The Belly of Paris - Emile Zola [128]
This made Muche laugh. He was very enterprising and selfconfident. “What a dummy you are!” he said. “Who cares what your mama said? Let's play at pushing each other. Do you want to?”
He was considering a villainous plot to get Pauline dirty. But when she saw him about to shove her in the back, she stepped backward as though she were going to go back into the shop. Then he softened and hitched up his pants like a man of the world.
“Don't be silly it's just for a laugh. You know, you look very nice like that. Is that little cross your mama's?”
She said it was her own.
He quietly led her to the corner of rue Pirouette. He touched her skirt and was surprised at how oddly stiff it felt, and that greatly amused the little boy. All the time she had been posing outside, she had been upset that no one was paying any attention.
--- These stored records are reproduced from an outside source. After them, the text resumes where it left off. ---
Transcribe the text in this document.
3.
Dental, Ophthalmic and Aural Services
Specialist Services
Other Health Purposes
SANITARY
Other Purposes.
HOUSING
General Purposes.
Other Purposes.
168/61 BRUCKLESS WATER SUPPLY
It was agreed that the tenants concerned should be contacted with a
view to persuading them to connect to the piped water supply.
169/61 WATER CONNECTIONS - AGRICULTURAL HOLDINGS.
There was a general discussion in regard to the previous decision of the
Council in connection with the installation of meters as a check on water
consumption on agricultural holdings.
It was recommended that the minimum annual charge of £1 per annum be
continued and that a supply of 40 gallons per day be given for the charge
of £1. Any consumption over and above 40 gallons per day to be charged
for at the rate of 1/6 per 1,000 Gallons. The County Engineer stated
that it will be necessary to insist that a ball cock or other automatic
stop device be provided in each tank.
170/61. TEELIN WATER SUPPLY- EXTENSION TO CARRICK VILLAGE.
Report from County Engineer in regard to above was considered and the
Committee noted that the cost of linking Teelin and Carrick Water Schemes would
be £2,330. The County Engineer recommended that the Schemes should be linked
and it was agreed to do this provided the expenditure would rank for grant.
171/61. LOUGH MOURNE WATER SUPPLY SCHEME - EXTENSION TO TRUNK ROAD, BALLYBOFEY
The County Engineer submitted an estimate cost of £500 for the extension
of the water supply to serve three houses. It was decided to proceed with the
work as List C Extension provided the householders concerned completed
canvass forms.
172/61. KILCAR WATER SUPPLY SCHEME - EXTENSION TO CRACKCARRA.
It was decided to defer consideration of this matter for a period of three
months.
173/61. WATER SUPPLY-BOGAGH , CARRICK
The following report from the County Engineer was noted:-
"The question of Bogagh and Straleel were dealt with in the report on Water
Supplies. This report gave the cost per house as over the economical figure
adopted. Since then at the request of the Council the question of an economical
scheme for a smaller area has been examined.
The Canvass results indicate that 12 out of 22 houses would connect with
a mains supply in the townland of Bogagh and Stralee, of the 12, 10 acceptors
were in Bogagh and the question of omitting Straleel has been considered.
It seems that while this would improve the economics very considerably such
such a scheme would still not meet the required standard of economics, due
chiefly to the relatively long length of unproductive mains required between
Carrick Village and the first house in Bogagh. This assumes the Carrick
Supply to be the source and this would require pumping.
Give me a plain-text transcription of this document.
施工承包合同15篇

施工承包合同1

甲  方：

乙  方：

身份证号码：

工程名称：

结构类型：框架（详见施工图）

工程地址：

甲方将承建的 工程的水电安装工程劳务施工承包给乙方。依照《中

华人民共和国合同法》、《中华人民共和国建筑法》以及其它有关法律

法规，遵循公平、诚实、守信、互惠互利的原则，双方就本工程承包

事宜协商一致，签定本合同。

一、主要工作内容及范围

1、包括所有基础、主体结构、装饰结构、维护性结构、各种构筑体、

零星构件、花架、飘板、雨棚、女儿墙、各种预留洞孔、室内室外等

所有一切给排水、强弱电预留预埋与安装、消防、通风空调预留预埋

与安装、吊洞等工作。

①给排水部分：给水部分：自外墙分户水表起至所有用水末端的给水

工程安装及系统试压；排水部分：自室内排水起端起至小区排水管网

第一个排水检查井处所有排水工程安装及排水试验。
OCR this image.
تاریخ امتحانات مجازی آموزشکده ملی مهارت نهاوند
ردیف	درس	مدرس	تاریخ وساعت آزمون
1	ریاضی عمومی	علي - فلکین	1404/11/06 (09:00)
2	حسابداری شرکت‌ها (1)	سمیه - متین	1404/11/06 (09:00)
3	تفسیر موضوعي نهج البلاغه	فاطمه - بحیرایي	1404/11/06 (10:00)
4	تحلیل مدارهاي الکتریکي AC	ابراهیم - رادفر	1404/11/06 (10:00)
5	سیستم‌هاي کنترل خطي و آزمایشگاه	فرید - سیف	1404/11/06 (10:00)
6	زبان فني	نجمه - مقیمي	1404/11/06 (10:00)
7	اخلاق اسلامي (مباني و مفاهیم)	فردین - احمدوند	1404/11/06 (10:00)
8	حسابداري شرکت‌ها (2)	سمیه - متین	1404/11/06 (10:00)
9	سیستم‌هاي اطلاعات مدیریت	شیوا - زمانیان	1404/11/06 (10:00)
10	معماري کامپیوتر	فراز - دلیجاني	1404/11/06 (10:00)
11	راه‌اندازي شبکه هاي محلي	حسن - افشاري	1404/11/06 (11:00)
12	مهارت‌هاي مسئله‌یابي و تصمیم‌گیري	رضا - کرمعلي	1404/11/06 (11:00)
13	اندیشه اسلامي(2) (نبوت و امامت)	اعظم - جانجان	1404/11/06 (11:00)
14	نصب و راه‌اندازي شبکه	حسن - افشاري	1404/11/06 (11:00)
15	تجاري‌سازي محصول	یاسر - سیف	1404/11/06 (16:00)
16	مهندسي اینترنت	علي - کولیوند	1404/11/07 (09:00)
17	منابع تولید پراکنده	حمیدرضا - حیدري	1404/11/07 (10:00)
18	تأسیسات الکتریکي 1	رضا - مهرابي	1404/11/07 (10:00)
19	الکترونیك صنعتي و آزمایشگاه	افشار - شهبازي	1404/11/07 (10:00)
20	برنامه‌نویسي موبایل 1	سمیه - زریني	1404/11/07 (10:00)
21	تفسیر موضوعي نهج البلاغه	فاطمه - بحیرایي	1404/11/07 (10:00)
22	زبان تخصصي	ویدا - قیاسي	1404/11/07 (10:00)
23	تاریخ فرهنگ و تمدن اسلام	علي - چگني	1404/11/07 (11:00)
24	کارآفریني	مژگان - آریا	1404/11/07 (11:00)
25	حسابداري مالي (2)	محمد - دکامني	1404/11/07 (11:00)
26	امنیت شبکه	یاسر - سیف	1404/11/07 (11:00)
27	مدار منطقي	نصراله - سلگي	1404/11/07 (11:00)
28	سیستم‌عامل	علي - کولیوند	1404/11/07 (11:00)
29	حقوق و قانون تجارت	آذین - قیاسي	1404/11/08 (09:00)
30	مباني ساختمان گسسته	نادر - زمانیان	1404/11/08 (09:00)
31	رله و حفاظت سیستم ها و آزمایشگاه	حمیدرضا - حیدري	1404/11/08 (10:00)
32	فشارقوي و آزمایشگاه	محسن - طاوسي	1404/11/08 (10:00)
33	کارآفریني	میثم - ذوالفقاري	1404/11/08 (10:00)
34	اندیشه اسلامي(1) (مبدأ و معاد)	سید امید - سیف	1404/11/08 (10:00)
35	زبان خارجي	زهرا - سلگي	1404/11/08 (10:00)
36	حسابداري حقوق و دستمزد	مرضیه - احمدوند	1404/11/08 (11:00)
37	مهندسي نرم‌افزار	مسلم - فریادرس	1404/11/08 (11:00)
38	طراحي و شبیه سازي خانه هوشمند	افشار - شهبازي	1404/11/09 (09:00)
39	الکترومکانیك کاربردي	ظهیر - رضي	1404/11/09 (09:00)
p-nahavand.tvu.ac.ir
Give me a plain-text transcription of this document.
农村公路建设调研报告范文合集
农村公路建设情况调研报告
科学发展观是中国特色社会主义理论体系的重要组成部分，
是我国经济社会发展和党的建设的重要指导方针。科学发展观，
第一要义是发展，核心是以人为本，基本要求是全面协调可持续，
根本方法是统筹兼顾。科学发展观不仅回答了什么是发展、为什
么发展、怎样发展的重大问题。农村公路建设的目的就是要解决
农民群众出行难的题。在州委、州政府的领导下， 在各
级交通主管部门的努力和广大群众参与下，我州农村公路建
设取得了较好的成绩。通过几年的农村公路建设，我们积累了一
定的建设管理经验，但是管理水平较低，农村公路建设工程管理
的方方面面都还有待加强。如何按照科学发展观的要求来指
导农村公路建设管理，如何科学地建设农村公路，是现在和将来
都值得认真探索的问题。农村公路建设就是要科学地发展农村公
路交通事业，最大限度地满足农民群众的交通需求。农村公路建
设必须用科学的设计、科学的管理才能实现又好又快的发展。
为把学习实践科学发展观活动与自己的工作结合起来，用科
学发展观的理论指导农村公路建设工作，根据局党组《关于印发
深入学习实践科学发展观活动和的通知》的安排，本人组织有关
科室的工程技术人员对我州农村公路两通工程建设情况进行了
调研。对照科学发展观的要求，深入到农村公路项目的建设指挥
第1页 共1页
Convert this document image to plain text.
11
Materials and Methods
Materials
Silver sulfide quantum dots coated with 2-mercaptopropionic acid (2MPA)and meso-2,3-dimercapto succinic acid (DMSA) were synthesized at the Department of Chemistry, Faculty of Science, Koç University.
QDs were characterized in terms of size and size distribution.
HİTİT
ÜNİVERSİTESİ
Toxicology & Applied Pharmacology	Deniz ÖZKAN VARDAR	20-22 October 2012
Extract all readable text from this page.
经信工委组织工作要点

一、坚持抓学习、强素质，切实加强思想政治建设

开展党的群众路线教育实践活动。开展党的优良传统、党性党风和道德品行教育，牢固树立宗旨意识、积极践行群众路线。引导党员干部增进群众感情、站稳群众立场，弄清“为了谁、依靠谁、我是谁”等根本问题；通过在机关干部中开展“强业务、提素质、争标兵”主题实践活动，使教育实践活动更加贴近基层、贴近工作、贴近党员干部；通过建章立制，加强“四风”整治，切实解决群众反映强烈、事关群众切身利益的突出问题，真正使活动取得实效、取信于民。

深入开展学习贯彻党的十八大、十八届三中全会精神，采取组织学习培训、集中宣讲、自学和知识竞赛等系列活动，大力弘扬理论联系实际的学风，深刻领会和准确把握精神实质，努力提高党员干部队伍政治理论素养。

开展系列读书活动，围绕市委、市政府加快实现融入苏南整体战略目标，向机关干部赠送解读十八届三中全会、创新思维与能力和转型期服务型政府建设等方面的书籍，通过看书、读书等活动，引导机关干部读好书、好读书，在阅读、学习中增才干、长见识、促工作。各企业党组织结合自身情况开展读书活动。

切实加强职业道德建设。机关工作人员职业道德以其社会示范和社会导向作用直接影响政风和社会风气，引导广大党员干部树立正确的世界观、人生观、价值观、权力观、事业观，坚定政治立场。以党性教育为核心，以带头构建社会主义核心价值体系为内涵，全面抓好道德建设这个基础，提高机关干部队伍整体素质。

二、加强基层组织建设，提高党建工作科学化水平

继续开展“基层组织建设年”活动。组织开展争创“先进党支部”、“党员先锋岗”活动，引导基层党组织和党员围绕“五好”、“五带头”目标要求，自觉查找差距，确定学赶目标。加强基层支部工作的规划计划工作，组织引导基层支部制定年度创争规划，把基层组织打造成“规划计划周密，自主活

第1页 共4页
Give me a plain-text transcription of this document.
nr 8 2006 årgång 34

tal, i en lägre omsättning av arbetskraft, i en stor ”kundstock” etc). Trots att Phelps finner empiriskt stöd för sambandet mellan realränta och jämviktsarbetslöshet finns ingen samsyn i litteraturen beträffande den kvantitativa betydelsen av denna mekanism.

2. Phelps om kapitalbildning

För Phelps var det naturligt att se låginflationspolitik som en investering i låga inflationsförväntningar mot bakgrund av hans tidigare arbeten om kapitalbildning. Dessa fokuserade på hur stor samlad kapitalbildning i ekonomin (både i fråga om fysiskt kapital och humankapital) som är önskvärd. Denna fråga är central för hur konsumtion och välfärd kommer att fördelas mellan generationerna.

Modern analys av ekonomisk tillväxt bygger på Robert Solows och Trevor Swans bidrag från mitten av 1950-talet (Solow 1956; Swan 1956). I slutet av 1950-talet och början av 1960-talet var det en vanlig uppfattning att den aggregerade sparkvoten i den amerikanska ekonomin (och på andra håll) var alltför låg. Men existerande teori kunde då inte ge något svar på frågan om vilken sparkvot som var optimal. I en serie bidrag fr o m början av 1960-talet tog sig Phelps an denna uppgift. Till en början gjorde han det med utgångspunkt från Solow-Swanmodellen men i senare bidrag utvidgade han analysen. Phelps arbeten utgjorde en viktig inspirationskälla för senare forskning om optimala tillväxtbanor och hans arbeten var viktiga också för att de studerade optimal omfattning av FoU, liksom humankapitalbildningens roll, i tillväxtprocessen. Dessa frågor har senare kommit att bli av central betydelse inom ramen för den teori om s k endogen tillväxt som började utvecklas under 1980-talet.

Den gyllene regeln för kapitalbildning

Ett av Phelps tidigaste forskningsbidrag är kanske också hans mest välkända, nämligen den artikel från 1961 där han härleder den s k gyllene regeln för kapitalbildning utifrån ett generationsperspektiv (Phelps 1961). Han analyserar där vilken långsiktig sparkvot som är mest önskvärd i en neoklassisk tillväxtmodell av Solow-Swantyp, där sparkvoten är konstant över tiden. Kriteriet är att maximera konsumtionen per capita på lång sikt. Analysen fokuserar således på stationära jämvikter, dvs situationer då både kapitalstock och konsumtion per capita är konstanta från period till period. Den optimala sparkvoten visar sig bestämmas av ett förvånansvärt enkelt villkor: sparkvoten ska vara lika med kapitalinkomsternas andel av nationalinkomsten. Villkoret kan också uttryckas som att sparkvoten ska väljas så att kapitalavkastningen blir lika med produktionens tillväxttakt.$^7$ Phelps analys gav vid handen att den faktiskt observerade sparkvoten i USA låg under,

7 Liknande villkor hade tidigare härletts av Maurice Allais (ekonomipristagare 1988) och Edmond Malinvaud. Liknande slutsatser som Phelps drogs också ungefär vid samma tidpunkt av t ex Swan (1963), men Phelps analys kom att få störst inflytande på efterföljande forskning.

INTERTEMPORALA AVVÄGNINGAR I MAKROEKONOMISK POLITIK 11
But despite the flattery of Muche's attentions, she didn't want to leave the sidewalk.
“Dumb fatso!” shouted Muche, reverting to his crude ways. “I'm going to sit you in a basket of poop, Madame Big Butt.”
She started to panic. He had grabbed her by the hand, but seeing his mistake he spoke sweetly again as he fished around in his pocket for something. “I have a sou,” he said.
Pauline was calmed by the sight of the sou, which he held in front of her with his fingertips, so hypnotically that she followed the coin into the street without noticing. Clearly, good fortune was coming little Muche's way.
“What would you like?” he asked.
She did not answer immediately because she didn't know. She liked so many things. He suggested a whole lineup of scrumptious treats—licorice, molasses, gumdrops, powdered sugar. The little girl had to think carefully a minute about powdered sugar, the way you stuck your fingers in it and licked. It was very nice. But she remained quite stern until she decided, “No, I like cornets.”
So he took her by the arm and led her away. She did not resist. They crossed rue Rambuteau and followed the wide sidewalk of Les Halles until they reached a little grocery store on rue de la Cossonnerie that was renowned for its cornets. Cornets are thin paper cones into which grocers pour the debris from their window display; broken dragées, marrons glacés that have fallen to pieces3—the dubious scraps from the candy jars.
Muche did this well. He let Pauline choose her own cornet, one with blue paper, and he did not grab it from her when paying with his sou. Outside she emptied the assortment of crumbs into her two apron pockets, which were so small that they were filled quickly. She crunched slowly, crumb by crumb, elated, as she wet her finger to pick up the fine powder, which made the crumbs melt. Two brown stains appeared on her apron pockets. Muche laughed wickedly. He held the girl by the waist, rumpling her dress as he swung her around the corner of rue Pierre-Lescot over to square des Innocents. “Now you'll play huh?” he said. “You like what's in your pockets. See, I wasn't going to harm you, you big silly.”
And he stuck his fingers in her pockets too. They moved into the square, which was probably exactly the place where little Muche had wanted to lure his conquest all along. He showed her around the square as though it were his own private property, and actually it was a favorite afternoon haunt. Pauline had never wandered so far away and probably would have been in tears were it not for the sugar in her pockets.
The fountain squirted and poured down in the midst of lawns trimmed with circular flower beds. Jean Goujon's nymphs,4 so white against the gray of the stone, tilted their urns and gave grace to the seedy air of rue Saint-Denis. The children walked around watching the water empty into the six basins. They were drawn to the lawn and, no doubt, thought about scampering across the center one and into the holly and rhododendron beds that ran along the square's railings.
Now little Muche, who had already managed to crumple the back of her dress, said with his sly laugh, “Let's play throwing sand at each other.”